Bruce Billson: Equity crowdfunding framework will be on the table by spring


The federal government has put a timeline on its new legislative framework for equity crowdfunding, which will make it easier for small businesses and startups to raise capital through online crowdfunding platforms.


The proposed legislation will allow SMEs and startups to raise capital by offering equity to a large number of small-scale retail investors through platforms such as VentureCrowd and Equitise.


Currently, crowdsourced equity funding is only available to wholesale investors with more than $2.5 million in investable assets or annual earnings of around $250,000.


Small Business Minister Bruce Billson told SmartCompany he hopes to introduce legislation to allow retail investors to buy equity in private businesses during the spring session of Parliament.


“This is an important opportunity for small businesses, startups and those businesses going through an anticipated period of growth to access finance,” says Billson.

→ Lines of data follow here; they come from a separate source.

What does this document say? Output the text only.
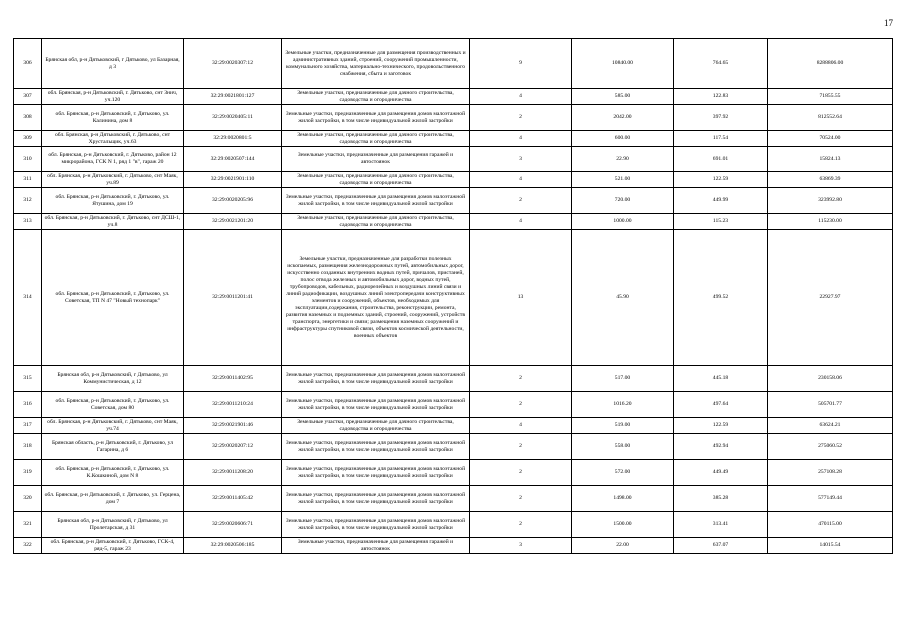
17
306	Брянская обл, р-н Дятьковский, г Дятьково, ул Базарная, д 3	32:29:0020307:12	Земельные участки, предназначенные для размещения производственных и административных зданий, строений, сооружений промышленности, коммунального хозяйства, материально-технического, продовольственного снабжения, сбыта и заготовок	9	10840.00	764.65	8288806.00
307	обл. Брянская, р-н Дятьковский, г. Дятьково, снт Знич, уч.120	32:29:0021801:127	Земельные участки, предназначенные для дачного строительства, садоводства и огородничества	4	585.00	122.83	71855.55
308	обл. Брянская, р-н Дятьковский, г. Дятьково, ул. Калинина, дом 8	32:29:0020405:11	Земельные участки, предназначенные для размещения домов малоэтажной жилой застройки, в том числе индивидуальной жилой застройки	2	2042.00	397.92	812552.64
309	обл. Брянская, р-н Дятьковский, г. Дятьково, снт Хрустальщик, уч.63	32:29:0020801:5	Земельные участки, предназначенные для дачного строительства, садоводства и огородничества	4	600.00	117.54	70524.00
310	обл. Брянская, р-н Дятьковский, г. Дятьково, район 12 микрорайона, ГСК N 1, ряд 1 "в", гараж 20	32:29:0020507:144	Земельные участки, предназначенные для размещения гаражей и автостоянок	3	22.90	691.01	15824.13
311	обл. Брянская, р-н Дятьковский, г. Дятьково, снт Маяк, уч.89	32:29:0021901:110	Земельные участки, предназначенные для дачного строительства, садоводства и огородничества	4	521.00	122.59	63869.39
312	обл. Брянская, р-н Дятьковский, г. Дятьково, ул. Ятушина, дом 19	32:29:0020205:96	Земельные участки, предназначенные для размещения домов малоэтажной жилой застройки, в том числе индивидуальной жилой застройки	2	720.00	449.99	323992.80
313	обл. Брянская, р-н Дятьковский, г. Дятьково, снт ДСШ-1, уч.8	32:29:0021201:20	Земельные участки, предназначенные для дачного строительства, садоводства и огородничества	4	1000.00	115.23	115230.00
314	обл. Брянская, р-н Дятьковский, г. Дятьково, ул. Советская, ТП N 47 "Новый технопарк"	32:29:0011201:41	Земельные участки, предназначенные для разработки полезных ископаемых, размещения железнодорожных путей, автомобильных дорог, искусственно созданных внутренних водных путей, причалов, пристаней, полос отвода железных и автомобильных дорог, водных путей, трубопроводов, кабельных, радиорелейных и воздушных линий связи и линий радиофикации, воздушных линий электропередачи конструктивных элементов и сооружений, объектов, необходимых для эксплуатации,содержания, строительства, реконструкции, ремонта, развития наземных и подземных зданий, строений, сооружений, устройств транспорта, энергетики и связи; размещения наземных сооружений и инфраструктуры спутниковой связи, объектов космической деятельности, военных объектов	13	45.90	499.52	22927.97
315	Брянская обл, р-н Дятьковский, г Дятьково, ул Коммунистическая, д 12	32:29:0011402:95	Земельные участки, предназначенные для размещения домов малоэтажной жилой застройки, в том числе индивидуальной жилой застройки	2	517.00	445.18	230158.06
316	обл. Брянская, р-н Дятьковский, г. Дятьково, ул. Советская, дом 80	32:29:0011210:24	Земельные участки, предназначенные для размещения домов малоэтажной жилой застройки, в том числе индивидуальной жилой застройки	2	1016.20	497.64	505701.77
317	обл. Брянская, р-н Дятьковский, г. Дятьково, снт Маяк, уч.74	32:29:0021901:46	Земельные участки, предназначенные для дачного строительства, садоводства и огородничества	4	519.00	122.59	63624.21
318	Брянская область, р-н Дятьковский, г. Дятьково, ул Гагарина, д 6	32:29:0020207:12	Земельные участки, предназначенные для размещения домов малоэтажной жилой застройки, в том числе индивидуальной жилой застройки	2	558.00	492.94	275060.52
319	обл. Брянская, р-н Дятьковский, г. Дятьково, ул. К.Кошкиной, дом N 8	32:29:0011208:20	Земельные участки, предназначенные для размещения домов малоэтажной жилой застройки, в том числе индивидуальной жилой застройки	2	572.00	449.49	257108.28
320	обл. Брянская, р-н Дятьковский, г. Дятьково, ул. Герцена, дом 7	32:29:0011405:42	Земельные участки, предназначенные для размещения домов малоэтажной жилой застройки, в том числе индивидуальной жилой застройки	2	1498.00	385.28	577149.44
321	Брянская обл, р-н Дятьковский, г Дятьково, ул Пролетарская, д 31	32:29:0020606:71	Земельные участки, предназначенные для размещения домов малоэтажной жилой застройки, в том числе индивидуальной жилой застройки	2	1500.00	313.41	470115.00
322	обл. Брянская, р-н Дятьковский, г. Дятьково, ГСК-4, ряд-5, гараж 23	32:29:0020506:185	Земельные участки, предназначенные для размещения гаражей и автостоянок	3	22.00	637.07	14015.54
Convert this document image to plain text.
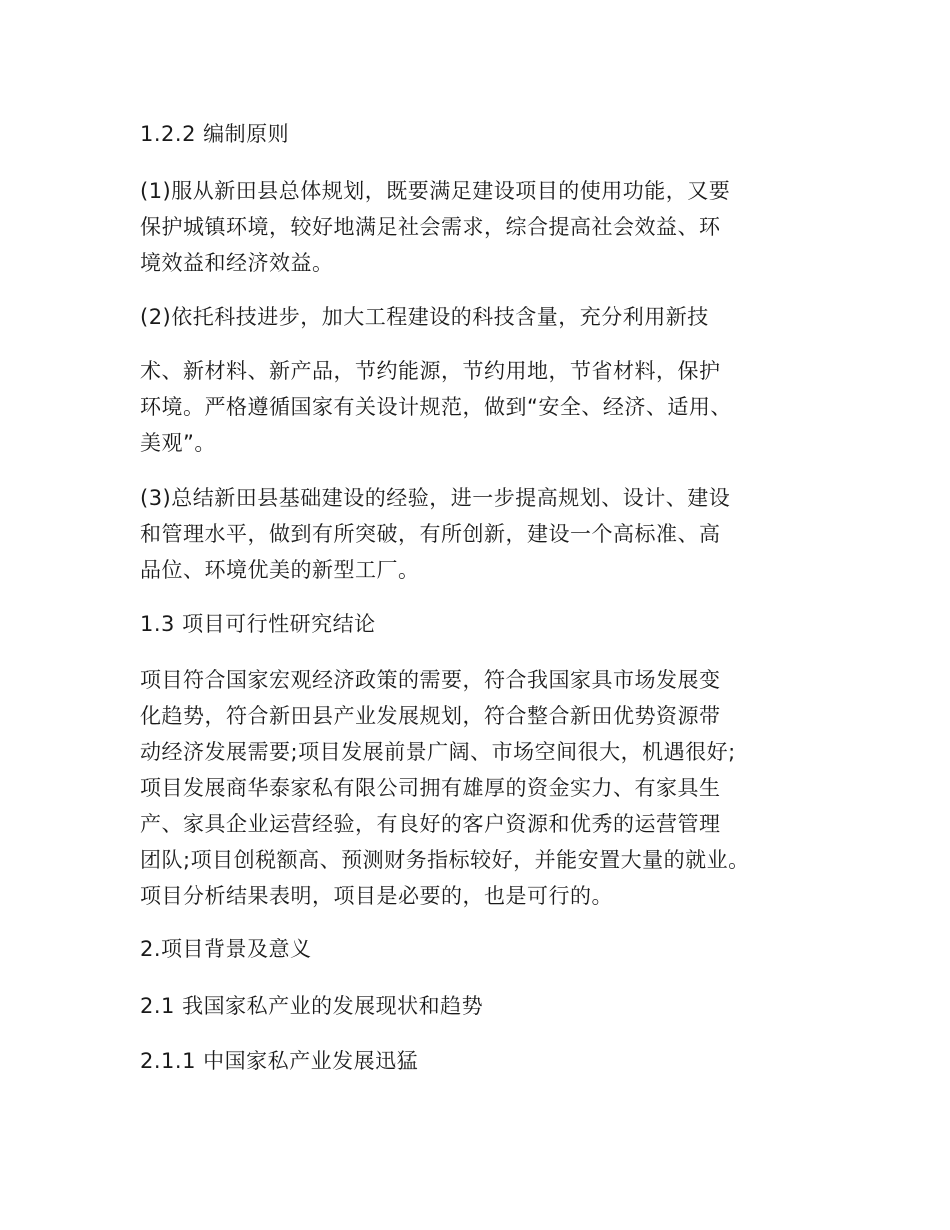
1.2.2 编制原则

(1)服从新田县总体规划，既要满足建设项目的使用功能，又要
保护城镇环境，较好地满足社会需求，综合提高社会效益、环
境效益和经济效益。

(2)依托科技进步，加大工程建设的科技含量，充分利用新技

术、新材料、新产品，节约能源，节约用地，节省材料，保护
环境。严格遵循国家有关设计规范，做到“安全、经济、适用、
美观”。
(3)总结新田县基础建设的经验，进一步提高规划、设计、建设
和管理水平，做到有所突破，有所创新，建设一个高标准、高
品位、环境优美的新型工厂。

1.3 项目可行性研究结论

项目符合国家宏观经济政策的需要，符合我国家具市场发展变
化趋势，符合新田县产业发展规划，符合整合新田优势资源带
动经济发展需要;项目发展前景广阔、市场空间很大，机遇很好;
项目发展商华泰家私有限公司拥有雄厚的资金实力、有家具生
产、家具企业运营经验，有良好的客户资源和优秀的运营管理
团队;项目创税额高、预测财务指标较好，并能安置大量的就业。
项目分析结果表明，项目是必要的，也是可行的。

2.项目背景及意义

2.1 我国家私产业的发展现状和趋势

2.1.1 中国家私产业发展迅猛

Billson says since the global financial crisis, consolidation in the bank and finance space had made it increasingly difficult for some businesses to get financing through traditional lenders.


“This is an important alternative source of funding that will sit alongside traditional funding models,” he says.

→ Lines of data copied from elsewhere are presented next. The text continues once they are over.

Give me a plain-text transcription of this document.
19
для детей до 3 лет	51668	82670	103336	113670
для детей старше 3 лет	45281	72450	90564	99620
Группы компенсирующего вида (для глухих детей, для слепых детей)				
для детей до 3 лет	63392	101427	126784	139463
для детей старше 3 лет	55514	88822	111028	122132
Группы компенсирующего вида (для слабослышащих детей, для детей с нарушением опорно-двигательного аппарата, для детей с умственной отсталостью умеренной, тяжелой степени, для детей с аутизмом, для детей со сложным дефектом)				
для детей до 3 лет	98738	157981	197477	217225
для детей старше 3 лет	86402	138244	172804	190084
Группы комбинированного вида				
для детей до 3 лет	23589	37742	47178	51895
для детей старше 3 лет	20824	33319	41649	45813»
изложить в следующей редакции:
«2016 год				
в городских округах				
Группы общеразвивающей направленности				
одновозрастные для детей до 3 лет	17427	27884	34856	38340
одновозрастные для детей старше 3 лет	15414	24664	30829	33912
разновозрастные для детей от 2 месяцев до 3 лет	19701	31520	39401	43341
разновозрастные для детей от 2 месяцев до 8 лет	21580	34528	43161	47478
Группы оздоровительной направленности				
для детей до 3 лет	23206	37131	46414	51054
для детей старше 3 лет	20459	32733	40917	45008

“We want to make available to Australian entrepreneurs and business leaders a wider range of affordable and accessible finance to support their enterprises and the Australian economy.”


Billson yesterday hosted a roundtable in Sydney with industry stakeholders, including Financial Services Council chief economist James Bond and Equitise co-founder Chris Gilbert, to address recommendations previously made by the Corporations and Markets Advisory Committee (CAMAC).


CAMAC recommended Australia introduce legislation allowing retail investors to invest up to $10,000 a year via equity crowdfunding, across at least four enterprises, and allow companies to raise up to $2 million per year on such platforms.


Billson says yesterday’s discussions canvassed the potential elements of a “sure footed” crowd-sourced equity funding model, as well as the role and remuneration of intermediaries in crowdfunding; how to consider secondary markets; and the need to keep a lid on compliance and regulatory costs so they are not disproportionate to the funds raised.


The roundtable also discussed whether there was a need to create a distinctive entity structure for crowdfunded enterprises or whether fine-tuning existing company law would be good starting point to legislation.


Billson says a second roundtable will be held with the Melbourne startup community in coming weeks.


“I was really encouraged by the vigour and willingness and expertise shared yesterday,” says Billson.


“We are now trying to tease out the details of work best for businesses and for the economy,” he added.